Sci Rep. 2023 Jul 24;13(1):11966. doi: 10.1038/s41598-023-39079-5.

Abstract

Ionic liquids (ILs) have drawn much attention due to their extensive applications and environment-friendly nature. Refractive index prediction is valuable for ILs quality control and property characterization. This paper aims to predict refractive indices of pure ILs and identify factors influencing refractive index changes. Six chemical structure-based machine learning models called eXtreme Gradient Boosting (XGBoost), Light Gradient Boosting Machine (LightGBM), Categorical Boosting (CatBoost), Convolutional Neural Network (CNN), Adaptive Boosting-Decision Tree (Ada-DT), and Adaptive Boosting-Support Vector Machine (Ada-SVM) were developed to achieve this goal. An enormous dataset containing 6098 data points of 483 different ILs was exploited to train the machine learning models.
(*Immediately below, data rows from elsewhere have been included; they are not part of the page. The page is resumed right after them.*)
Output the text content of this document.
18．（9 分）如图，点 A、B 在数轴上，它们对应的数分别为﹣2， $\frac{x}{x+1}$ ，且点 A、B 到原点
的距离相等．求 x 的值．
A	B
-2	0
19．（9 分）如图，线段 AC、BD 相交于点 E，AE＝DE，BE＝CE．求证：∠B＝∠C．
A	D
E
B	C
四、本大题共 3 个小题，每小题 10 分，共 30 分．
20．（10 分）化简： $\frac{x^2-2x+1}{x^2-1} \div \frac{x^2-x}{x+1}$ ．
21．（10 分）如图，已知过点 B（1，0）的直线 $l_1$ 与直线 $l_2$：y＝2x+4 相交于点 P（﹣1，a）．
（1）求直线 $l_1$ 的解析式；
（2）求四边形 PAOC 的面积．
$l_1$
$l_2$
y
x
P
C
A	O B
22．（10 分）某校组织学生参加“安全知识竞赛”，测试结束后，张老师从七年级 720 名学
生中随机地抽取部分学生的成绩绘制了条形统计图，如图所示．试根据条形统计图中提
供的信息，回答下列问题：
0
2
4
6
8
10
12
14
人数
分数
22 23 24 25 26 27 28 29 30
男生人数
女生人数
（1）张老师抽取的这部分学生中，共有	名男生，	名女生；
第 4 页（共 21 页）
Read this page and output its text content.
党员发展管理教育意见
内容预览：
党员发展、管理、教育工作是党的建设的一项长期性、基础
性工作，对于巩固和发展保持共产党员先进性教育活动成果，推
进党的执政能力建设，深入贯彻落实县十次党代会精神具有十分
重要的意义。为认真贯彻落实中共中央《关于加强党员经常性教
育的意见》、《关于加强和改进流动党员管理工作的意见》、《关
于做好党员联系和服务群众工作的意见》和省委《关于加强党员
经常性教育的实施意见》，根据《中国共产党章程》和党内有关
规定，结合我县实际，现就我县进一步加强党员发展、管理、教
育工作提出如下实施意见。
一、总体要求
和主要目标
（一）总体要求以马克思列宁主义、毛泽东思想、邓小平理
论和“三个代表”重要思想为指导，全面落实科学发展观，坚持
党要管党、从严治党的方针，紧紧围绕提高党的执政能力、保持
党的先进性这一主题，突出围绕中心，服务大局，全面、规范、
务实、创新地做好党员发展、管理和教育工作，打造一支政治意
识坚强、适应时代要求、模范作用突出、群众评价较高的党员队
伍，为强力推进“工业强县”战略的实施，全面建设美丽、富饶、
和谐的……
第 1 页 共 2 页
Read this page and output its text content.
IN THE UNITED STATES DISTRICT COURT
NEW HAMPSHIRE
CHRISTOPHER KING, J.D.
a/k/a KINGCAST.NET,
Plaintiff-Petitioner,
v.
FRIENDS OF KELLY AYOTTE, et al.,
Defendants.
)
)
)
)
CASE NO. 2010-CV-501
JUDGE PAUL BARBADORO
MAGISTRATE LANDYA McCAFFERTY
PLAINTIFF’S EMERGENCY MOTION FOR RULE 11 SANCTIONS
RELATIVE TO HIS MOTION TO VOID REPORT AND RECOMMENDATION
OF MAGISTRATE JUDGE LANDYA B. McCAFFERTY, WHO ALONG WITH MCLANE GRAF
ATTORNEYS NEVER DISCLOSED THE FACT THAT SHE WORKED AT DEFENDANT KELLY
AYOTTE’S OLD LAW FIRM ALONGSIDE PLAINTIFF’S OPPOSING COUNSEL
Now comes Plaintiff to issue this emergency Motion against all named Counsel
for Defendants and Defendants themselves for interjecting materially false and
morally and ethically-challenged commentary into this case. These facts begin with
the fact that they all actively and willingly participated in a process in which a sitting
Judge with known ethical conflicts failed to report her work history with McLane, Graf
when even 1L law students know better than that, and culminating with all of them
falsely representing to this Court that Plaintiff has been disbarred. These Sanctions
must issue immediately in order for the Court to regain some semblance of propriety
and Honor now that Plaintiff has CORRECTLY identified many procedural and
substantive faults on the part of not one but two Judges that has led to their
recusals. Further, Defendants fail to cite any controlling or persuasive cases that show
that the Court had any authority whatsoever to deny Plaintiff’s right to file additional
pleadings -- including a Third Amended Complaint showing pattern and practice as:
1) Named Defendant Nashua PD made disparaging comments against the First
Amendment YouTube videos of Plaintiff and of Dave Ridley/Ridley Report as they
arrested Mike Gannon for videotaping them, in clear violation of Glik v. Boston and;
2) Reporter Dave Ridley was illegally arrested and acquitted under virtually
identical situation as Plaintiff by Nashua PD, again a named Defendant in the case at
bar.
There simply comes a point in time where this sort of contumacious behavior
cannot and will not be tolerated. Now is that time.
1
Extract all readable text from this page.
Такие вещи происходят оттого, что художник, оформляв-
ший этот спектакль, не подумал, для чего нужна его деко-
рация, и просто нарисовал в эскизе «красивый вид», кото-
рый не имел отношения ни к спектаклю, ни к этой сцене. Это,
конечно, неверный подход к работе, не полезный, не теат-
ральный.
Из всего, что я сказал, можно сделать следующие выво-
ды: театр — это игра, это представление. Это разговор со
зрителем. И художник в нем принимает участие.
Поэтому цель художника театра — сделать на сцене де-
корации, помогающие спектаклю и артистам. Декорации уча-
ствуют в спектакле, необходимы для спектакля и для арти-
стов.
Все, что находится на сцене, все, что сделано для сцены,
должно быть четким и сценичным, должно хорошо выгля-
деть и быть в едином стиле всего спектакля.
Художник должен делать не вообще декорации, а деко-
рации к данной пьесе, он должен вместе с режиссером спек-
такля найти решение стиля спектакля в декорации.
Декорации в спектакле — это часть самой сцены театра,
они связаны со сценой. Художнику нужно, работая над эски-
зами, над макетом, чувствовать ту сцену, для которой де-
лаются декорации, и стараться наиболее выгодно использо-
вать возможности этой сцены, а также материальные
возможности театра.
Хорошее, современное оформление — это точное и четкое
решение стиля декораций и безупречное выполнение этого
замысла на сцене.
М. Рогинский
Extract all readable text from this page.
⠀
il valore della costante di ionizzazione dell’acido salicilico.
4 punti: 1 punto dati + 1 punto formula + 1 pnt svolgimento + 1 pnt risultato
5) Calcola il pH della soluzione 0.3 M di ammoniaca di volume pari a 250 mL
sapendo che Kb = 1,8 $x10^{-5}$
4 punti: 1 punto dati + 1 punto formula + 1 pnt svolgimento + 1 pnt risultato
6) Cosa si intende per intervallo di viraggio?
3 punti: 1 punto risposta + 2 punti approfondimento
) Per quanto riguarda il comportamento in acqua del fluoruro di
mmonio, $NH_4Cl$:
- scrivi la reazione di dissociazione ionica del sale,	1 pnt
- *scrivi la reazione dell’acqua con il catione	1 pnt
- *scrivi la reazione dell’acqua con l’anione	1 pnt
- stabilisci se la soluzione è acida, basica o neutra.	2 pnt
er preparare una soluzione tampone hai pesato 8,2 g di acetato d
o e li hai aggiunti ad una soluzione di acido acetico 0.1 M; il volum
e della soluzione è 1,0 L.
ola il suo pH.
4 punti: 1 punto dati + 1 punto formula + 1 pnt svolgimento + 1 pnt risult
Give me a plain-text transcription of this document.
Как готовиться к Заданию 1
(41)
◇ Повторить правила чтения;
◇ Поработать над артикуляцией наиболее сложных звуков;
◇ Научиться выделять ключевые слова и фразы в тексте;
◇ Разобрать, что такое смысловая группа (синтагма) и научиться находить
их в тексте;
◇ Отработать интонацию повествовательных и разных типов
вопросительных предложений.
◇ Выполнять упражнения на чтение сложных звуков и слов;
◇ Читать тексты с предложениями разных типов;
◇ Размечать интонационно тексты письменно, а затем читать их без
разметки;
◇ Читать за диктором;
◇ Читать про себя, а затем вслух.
Each data point's chemical substructures, temperature, and wavelength were considered for the models' inputs. Including wavelength as input is unprecedented among predictions done by machine learning methods. The results show that the best model was CatBoost, followed by XGBoost, LightGBM, Ada-DT, CNN, and Ada-SVM. The R2 and average absolute percent relative error (AAPRE) of the best model were 0.9973 and 0.0545, respectively. Comparing this study's models with the literature shows two advantages regarding the dataset's abundance and prediction accuracy. This study also reveals that the presence of the -F substructure in an ionic liquid has the most influence on its refractive index among all inputs. It was also found that the refractive index of imidazolium-based ILs increases with increasing alkyl chain length. In conclusion, chemical structure-based machine learning methods provide promising insights into predicting the refractive index of ILs in terms of accuracy and comprehensiveness.